Georg and Harki Labs Collaborate on CDK2 Discovery

The laboratories of Dr. Gunda Georg and Dr. Daniel Harki collaborated on a recent publication in Nature Communications regarding the discovery of a new allosteric inhibitors that bind to CDK2.

Cyclin-dependent kinase 2 (CDK2), part of the enzyme family responsible for controlling the cell cycle, is a target for both several types of cancer and male contraception.

The paper describes the development and mechanism of action of new allosteric inhibitors that tightly bind CDK2 in a part of protein away from the traditionally targeted active site, making them the highest affinity, structurally confirmed allosteric CDK inhibitors reported.
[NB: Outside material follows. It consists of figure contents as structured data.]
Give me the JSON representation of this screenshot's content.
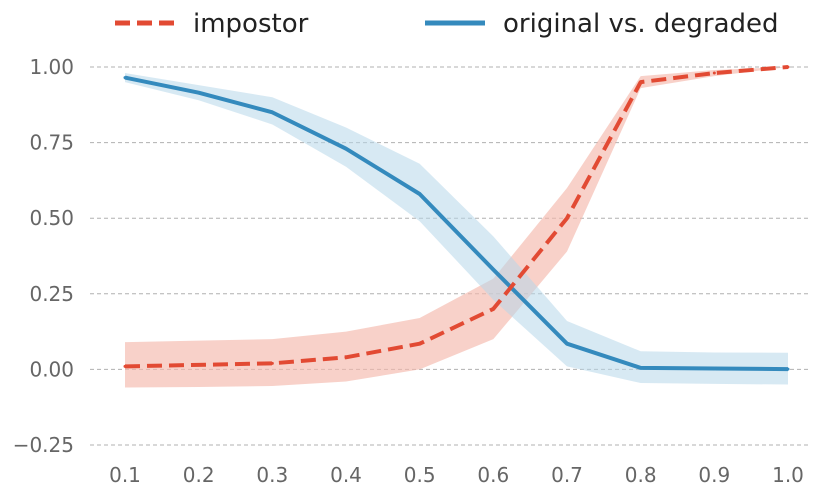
{
  "chart_data": {
    "type": "line",
    "x": [
      0.1,
      0.2,
      0.3,
      0.4,
      0.5,
      0.6,
      0.7,
      0.8,
      0.9,
      1.0
    ],
    "x_tick_labels": [
      "0.1",
      "0.2",
      "0.3",
      "0.4",
      "0.5",
      "0.6",
      "0.7",
      "0.8",
      "0.9",
      "1.0"
    ],
    "y_ticks": [
      -0.25,
      0.0,
      0.25,
      0.5,
      0.75,
      1.0
    ],
    "y_tick_labels": [
      "−0.25",
      "0.00",
      "0.25",
      "0.50",
      "0.75",
      "1.00"
    ],
    "xlim": [
      0.1,
      1.0
    ],
    "ylim": [
      -0.28,
      1.06
    ],
    "grid": "horizontal dashed",
    "legend_placement": "top",
    "series": [
      {
        "name": "impostor",
        "style": "dashed",
        "color": "#e24a33",
        "band_color": "#f4b8ac",
        "values": [
          0.01,
          0.015,
          0.02,
          0.04,
          0.085,
          0.2,
          0.5,
          0.95,
          0.98,
          1.0
        ],
        "lower": [
          -0.06,
          -0.058,
          -0.055,
          -0.04,
          0.0,
          0.1,
          0.39,
          0.93,
          0.97,
          1.0
        ],
        "upper": [
          0.09,
          0.095,
          0.1,
          0.125,
          0.17,
          0.3,
          0.6,
          0.97,
          0.99,
          1.0
        ]
      },
      {
        "name": "original vs. degraded",
        "style": "solid",
        "color": "#348abd",
        "band_color": "#b7d7ea",
        "values": [
          0.965,
          0.915,
          0.85,
          0.73,
          0.58,
          0.33,
          0.085,
          0.005,
          0.003,
          0.001
        ],
        "lower": [
          0.95,
          0.89,
          0.81,
          0.67,
          0.49,
          0.23,
          0.01,
          -0.045,
          -0.048,
          -0.05
        ],
        "upper": [
          0.98,
          0.94,
          0.9,
          0.8,
          0.68,
          0.44,
          0.16,
          0.06,
          0.056,
          0.055
        ]
      }
    ]
  }
}
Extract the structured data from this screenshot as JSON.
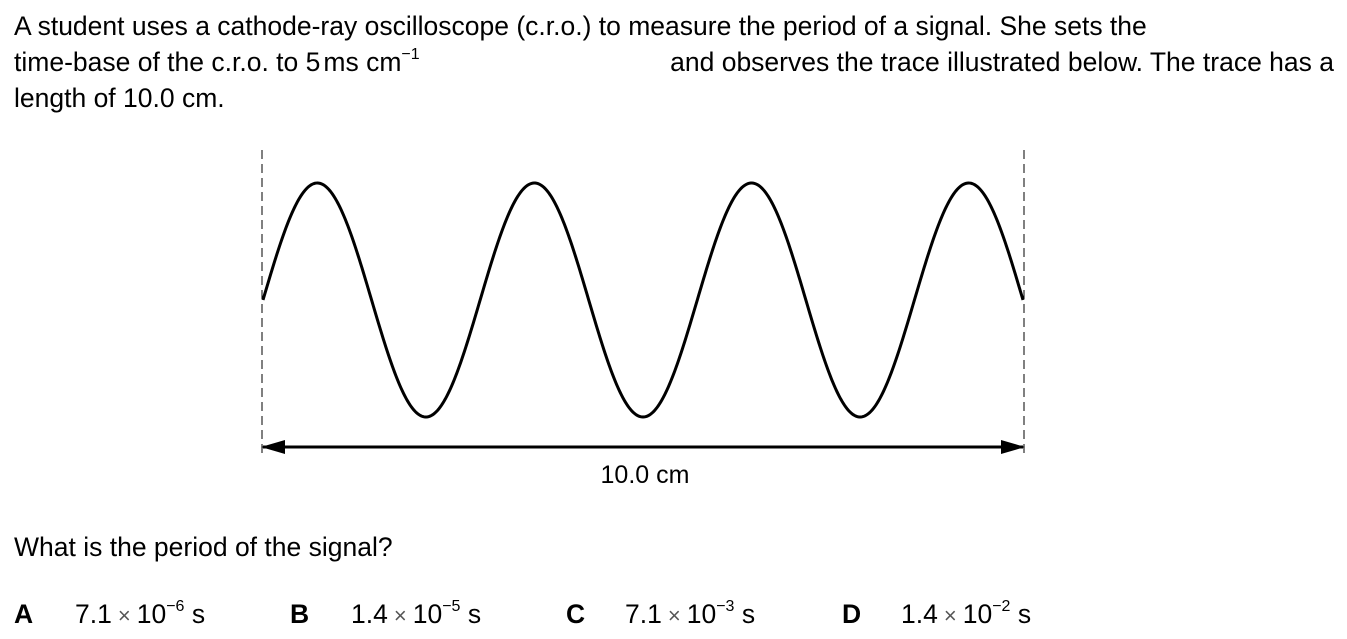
{
  "question": {
    "intro_line1": "A student uses a cathode-ray oscilloscope (c.r.o.) to measure the period of a signal. She sets the",
    "intro_line2_part1": "time-base of the c.r.o. to 5",
    "intro_line2_unit1": "ms",
    "intro_line2_unit2": "cm",
    "intro_line2_exp": "−1",
    "intro_line2_part2": "and observes the trace illustrated below. The trace has a",
    "intro_line3": "length of 10.0 cm.",
    "prompt": "What is the period of the signal?"
  },
  "diagram": {
    "trace_length_label": "10.0 cm",
    "complete_cycles_shown": 3.5
  },
  "options": [
    {
      "letter": "A",
      "mantissa": "7.1",
      "times": "×",
      "base": "10",
      "exponent": "−6",
      "unit": "s"
    },
    {
      "letter": "B",
      "mantissa": "1.4",
      "times": "×",
      "base": "10",
      "exponent": "−5",
      "unit": "s"
    },
    {
      "letter": "C",
      "mantissa": "7.1",
      "times": "×",
      "base": "10",
      "exponent": "−3",
      "unit": "s"
    },
    {
      "letter": "D",
      "mantissa": "1.4",
      "times": "×",
      "base": "10",
      "exponent": "−2",
      "unit": "s"
    }
  ]
}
By targeting an allosteric pocket, these inhibitors hold promise to be more selective than previous CDK2 inhibitors that targeted the active site, as the active site structure is similar among many kinases. In both biophysical and cellular assays, this series showed selectivity for CDK2 over highly similar kinases like CDK1, suggesting their promise for further development into a selective but efficacious therapeutic.

Additionally, the potential of these inhibitors as efficacious contraceptive agents was observed in mouse testicular explant models.

Link to publication:

Faber, E. B., Sun, L., Tang, J., Roberts, E., Ganeshkumar, S., Wang, N., Rasmussen, D., Majumdar, A., Hirsch, L. E., John, K., Yang, A., Khalid, H., Hawkinson, J. E., Levinson, N. M., Chennathukuzhi, V., Harki, D. A., Schönbrunn, E., and Georg, G. I. (2023) Development of allosteric and selective CDK2 inhibitors for contraception with negative cooperativity to cyclin binding, Nat Commun 14, 3213.